The European Commission was expected to take a tougher approach, and opened a phase two investigation of the acquisition in November, suggesting serious doubts about its effects on competition in the E.U.

The acquisition passed scrutiny despite concerns that the European Commission would consider privacy issues in its investigation. In January, the European Parliament held a hearing on “Data Protection on the Internet” to discuss the potential privacy implications of the deal, as well as wider privacy concerns surrounding Internet data.

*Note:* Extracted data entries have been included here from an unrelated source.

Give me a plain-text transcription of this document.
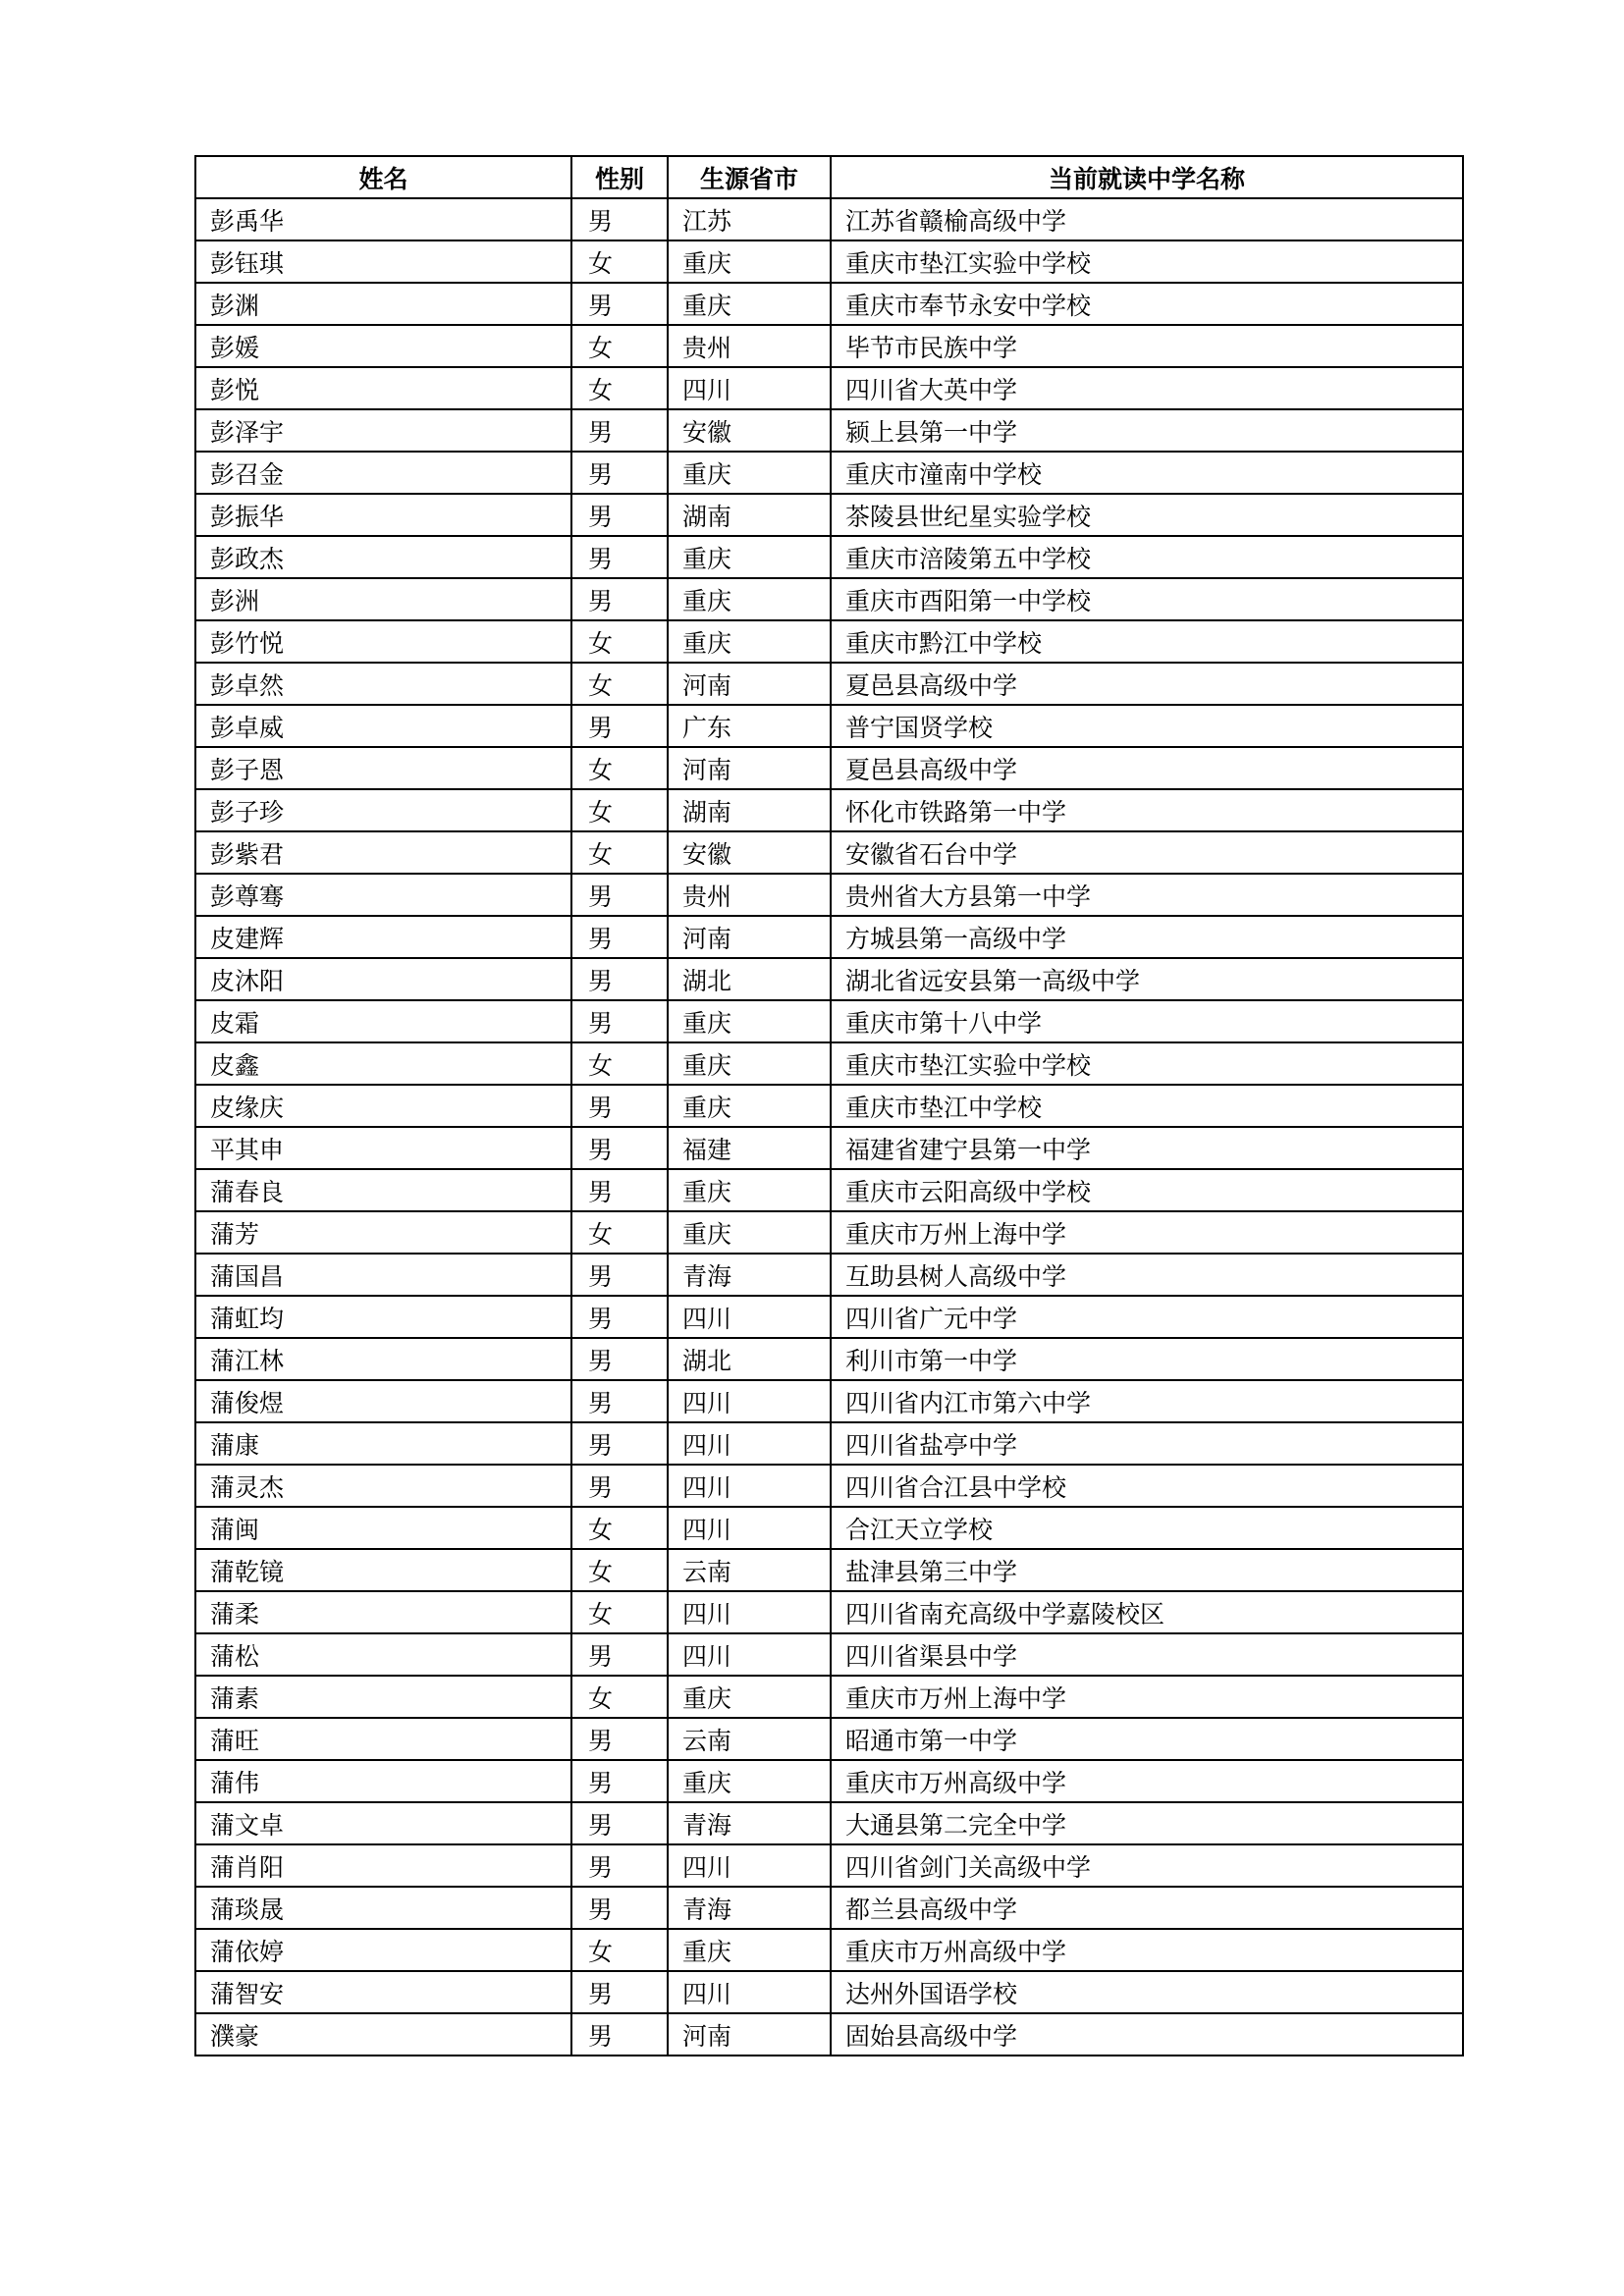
姓名	性别	生源省市	当前就读中学名称
彭禹华	男	江苏	江苏省赣榆高级中学
彭钰琪	女	重庆	重庆市垫江实验中学校
彭渊	男	重庆	重庆市奉节永安中学校
彭媛	女	贵州	毕节市民族中学
彭悦	女	四川	四川省大英中学
彭泽宇	男	安徽	颍上县第一中学
彭召金	男	重庆	重庆市潼南中学校
彭振华	男	湖南	茶陵县世纪星实验学校
彭政杰	男	重庆	重庆市涪陵第五中学校
彭洲	男	重庆	重庆市酉阳第一中学校
彭竹悦	女	重庆	重庆市黔江中学校
彭卓然	女	河南	夏邑县高级中学
彭卓威	男	广东	普宁国贤学校
彭子恩	女	河南	夏邑县高级中学
彭子珍	女	湖南	怀化市铁路第一中学
彭紫君	女	安徽	安徽省石台中学
彭尊骞	男	贵州	贵州省大方县第一中学
皮建辉	男	河南	方城县第一高级中学
皮沐阳	男	湖北	湖北省远安县第一高级中学
皮霜	男	重庆	重庆市第十八中学
皮鑫	女	重庆	重庆市垫江实验中学校
皮缘庆	男	重庆	重庆市垫江中学校
平其申	男	福建	福建省建宁县第一中学
蒲春良	男	重庆	重庆市云阳高级中学校
蒲芳	女	重庆	重庆市万州上海中学
蒲国昌	男	青海	互助县树人高级中学
蒲虹均	男	四川	四川省广元中学
蒲江林	男	湖北	利川市第一中学
蒲俊煜	男	四川	四川省内江市第六中学
蒲康	男	四川	四川省盐亭中学
蒲灵杰	男	四川	四川省合江县中学校
蒲闽	女	四川	合江天立学校
蒲乾镜	女	云南	盐津县第三中学
蒲柔	女	四川	四川省南充高级中学嘉陵校区
蒲松	男	四川	四川省渠县中学
蒲素	女	重庆	重庆市万州上海中学
蒲旺	男	云南	昭通市第一中学
蒲伟	男	重庆	重庆市万州高级中学
蒲文卓	男	青海	大通县第二完全中学
蒲肖阳	男	四川	四川省剑门关高级中学
蒲琰晟	男	青海	都兰县高级中学
蒲依婷	女	重庆	重庆市万州高级中学
蒲智安	男	四川	达州外国语学校
濮豪	男	河南	固始县高级中学
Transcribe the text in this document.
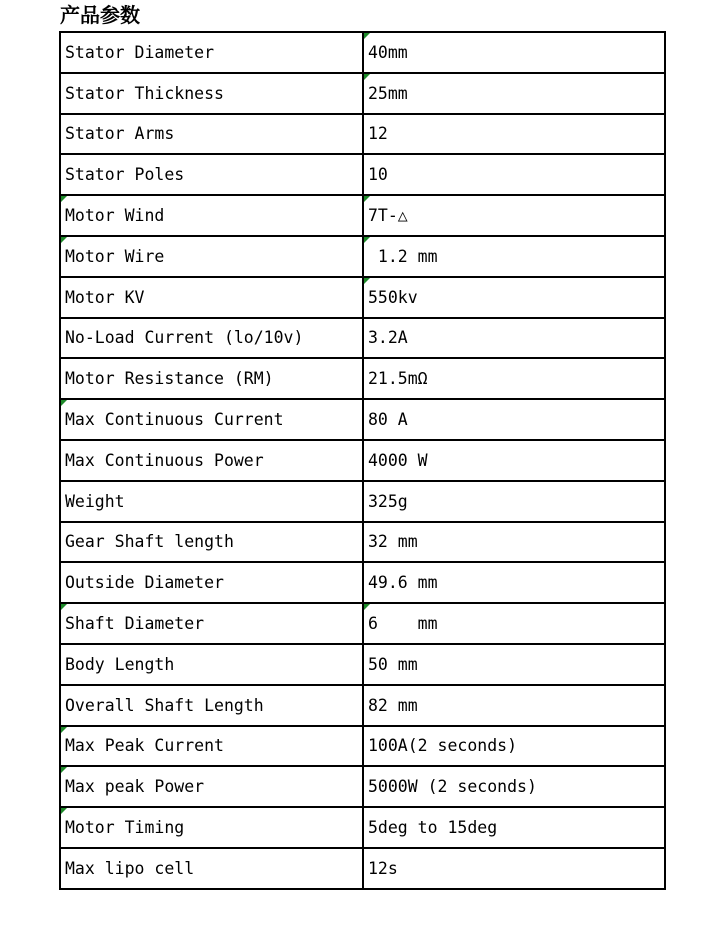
产品参数
Stator Diameter	40mm
Stator Thickness	25mm
Stator Arms	12
Stator Poles	10
Motor Wind	7T-△
Motor Wire	1.2 mm
Motor KV	550kv
No-Load Current (lo/10v)	3.2A
Motor Resistance (RM)	21.5mΩ
Max Continuous Current	80 A
Max Continuous Power	4000 W
Weight	325g
Gear Shaft length	32 mm
Outside Diameter	49.6 mm
Shaft Diameter	6    mm
Body Length	50 mm
Overall Shaft Length	82 mm
Max Peak Current	100A(2 seconds)
Max peak Power	5000W (2 seconds)
Motor Timing	5deg to 15deg
Max lipo cell	12s
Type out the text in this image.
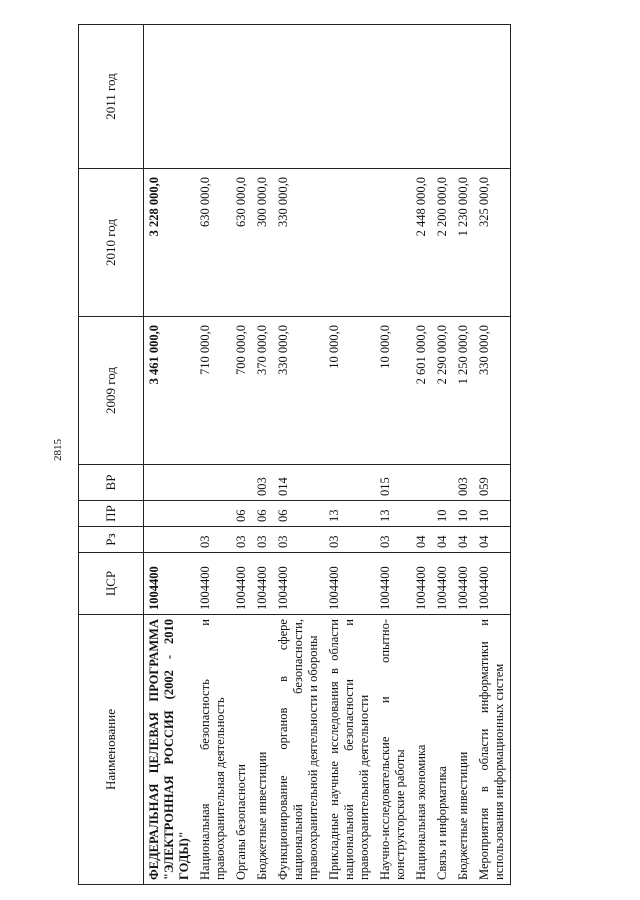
2815
Наименование	ЦСР	Рз	ПР	ВР	2009 год	2010 год	2011 год
ФЕДЕРАЛЬНАЯ ЦЕЛЕВАЯ ПРОГРАММА "ЭЛЕКТРОННАЯ РОССИЯ (2002 - 2010 ГОДЫ)"	1004400				3 461 000,0	3 228 000,0	
Национальная безопасность и правоохранительная деятельность	1004400	03			710 000,0	630 000,0	
Органы безопасности	1004400	03	06		700 000,0	630 000,0	
Бюджетные инвестиции	1004400	03	06	003	370 000,0	300 000,0	
Функционирование органов в сфере национальной безопасности, правоохранительной деятельности и обороны	1004400	03	06	014	330 000,0	330 000,0	
Прикладные научные исследования в области национальной безопасности и правоохранительной деятельности	1004400	03	13		10 000,0		
Научно-исследовательские и опытно-конструкторские работы	1004400	03	13	015	10 000,0		
Национальная экономика	1004400	04			2 601 000,0	2 448 000,0	
Связь и информатика	1004400	04	10		2 290 000,0	2 200 000,0	
Бюджетные инвестиции	1004400	04	10	003	1 250 000,0	1 230 000,0	
Мероприятия в области информатики и использования информационных систем	1004400	04	10	059	330 000,0	325 000,0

The Commission has stressed the clearance is based solely on its investigation under the E.U. Merger Regulation, and has no relation to concerns raised surrounding issues of privacy or data protection.

Douglas Lahnborg, an antitrust partner at Heller Ehrman, suggested the motivation for the European Commission’s in-depth investigation may have been to familiarize itself with an industry it has had little experience with to date. It could have served as an “educational exercise” of sorts, he told ClickZ News.

The Center for Digital Democracy, a detractor of the deal from the start, sounded a quite different note. Executive Director Jeff Chester said the European Commission approval “represents the failure of antitrust regulators to understand and respond to the growing consolidation of control over online ad delivery, data collection, and the funding of content.”

The Federal Trade Commission approved the deal in December, following a months-long investigation and vociferous opposition from privacy advocates and industry players including Microsoft. Indeed, not only did the buy spur Microsoft to snap up DoubleClick’s ad management rival aQuantive, owner of Atlas, for a whopping $6 billion; Microsoft has been entrenched in a battle to purchase Yahoo, acknowledging it may be the only way the two can compete with Google.

“E.U. and U.S. antitrust regulators have also perversely set the stage for Microsoft’s goal of acquiring Yahoo, furthering more concentration of control in the new media sector,” he continued.

Google’s Price said discussions of product integration with DoubleClick have been limited due to regulatory compliance.

Online publishers and advertisers have expressed concern Google could tap into the reams of data flowing through DoubleClick’s ad management system to manipulate ad prices. Still, other industry insiders believe the interactive ad industry is teeming with potential for competition in current and yet-to-be-imagined sectors.

The E.U. release said the merged entity would not have the ability to marginalize Google’s competitors, thanks to the presence of significant and competitive alternatives including Microsoft, Yahoo and AOL. It added that Google would have no incentive to restrict competitors’ access to the ad management market, as such strategies would be unlikely to be profitable.

In a statement, Google Chairman and CEO Eric Schmidt said, “With DoubleClick, Google now has the leading display ad platform, which will enable us to rapidly bring to market advances in technology and infrastructure that will dramatically improve the effectiveness, measurability and performance of digital media for publishers, advertisers and agencies, while improving the relevance of advertising for users.”

Kate Kaye contributed to this article.